Quel avenir pour l’enseignement français à l’international : faut-il revoir le rôle de l’AEFE ?

Les résultats consolidés du baccalauréat français seront publiés dans les prochains jours. Déjà, plusieurs académies ont communiqué les résultats des centres d’examen à l’étranger. Beaucoup de familles françaises établies hors de France célèbrent donc, avec fierté, la réussite de leurs enfants.

À juste titre : si la tendance se confirme, le millésime 2025 devrait suivre les traces de 2024, qui avait vu 98,3 % de réussite au bac pour les élèves du réseau de l’Agence pour l’Enseignement Français à l’Etranger (AEFE), avec plus de 80 % de mentions, bien au-dessus de la moyenne nationale (91% de réussite).

Ces résultats impressionnants donnent, à première vue, le sentiment que tout va pour le mieux dans le meilleur des mondes possibles pour l’enseignement français à l’étranger.

Effectivement, l’AEFE a connu une croissance importante en vingt ans : de 150 000 à près de 400 000 élèves entre 2005 et 2024. En 2018, le président de la République lui a d’ailleurs fixé l’objectif de doubler encore ses effectifs d’ici 2030 (soit 700 000 inscrits), via le plan stratégique Cap 2030. L’AEFE a su également accroitre largement son réseau (580 établissements dans le monde) en s’appuyant sur un grand nombre d’établissements partenaires privés.

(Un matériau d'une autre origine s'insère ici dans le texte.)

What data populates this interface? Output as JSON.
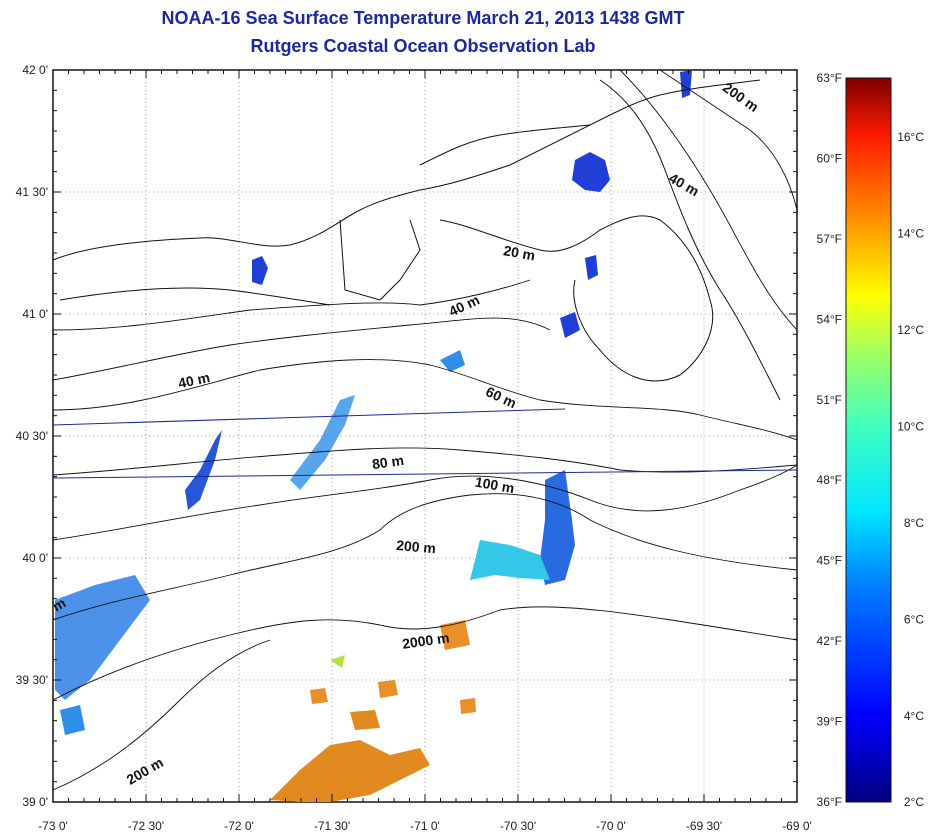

Mais derrière ces succès se cachent des signaux faibles qui devraient nous alerter. Avant de s’engager « tête baissée » dans une nouvelle phase de croissance ambitieuse (et modérément réaliste au regard des contraintes budgétaires), une réflexion stratégique s’impose.

L’AEFE : une filière minoritaire pour la scolarisation des jeunes français de l’étranger

Mais si l’AEFE a massivement recruté, c’est surtout hors public français. Car, dans les faits, l’AEFE est une filière désormais nettement minoritaire pour les Français de l’étranger :

  • En 2005, 44 % des élèves dans les établissements AEFE étaient français.
  • En 2024, ils ne sont plus que 30 %, soit environ 120 000 élèves français sur près de 400 000.
  • Aujourd’hui, plus de 240 000 jeunes Français de l’étranger sont scolarisés hors AEFE (écoles locales, internationales, CNED, etc.).

Une mission aux contours flous

L’AEFE remplit plusieurs fonctions : opérateur d’établissements en gestion directe, animateur de réseau, autorité d’homologation, accompagnateur pédagogique… Un cumul de rôles qui pose la question de la lisibilité – voire de la cohérence de sa mission. Est-elle là pour :

  • Accompagner les parcours éducatifs des Français à l’étranger ?
  • Promouvoir le rayonnement culturel et linguistique de la France ?
  • Servir d’outil de diplomatie ou de soft power ?
  • Contribuer à l’aide au développement dans certaines zones du monde ?

La réalité est probablement un peu de tout cela. Mais comme souvent, qui trop embrasse mal étreint.

L’AEFE consacre aujourd’hui plus de 70 % de ses dépenses aux seuls établissements en gestion directe, qui ne représentent pourtant que 12 % du réseau. Cette focalisation – notamment en Afrique francophone – contraste avec les forts besoins dans des zones en croissance rapide comme le Moyen-Orient ou l’Amérique du Nord. Ainsi l’Amérique regroupe 24% des Français de l’Etranger mais seulement 14% des Français scolarisés dans le réseau AEFE.

Cette situation génère des restrictions d’accès dans de nombreuses régions ainsi que des frais de scolarité très élevés malgré une subvention d’Etat à l’AEFE supérieure à 500 millions d’euros.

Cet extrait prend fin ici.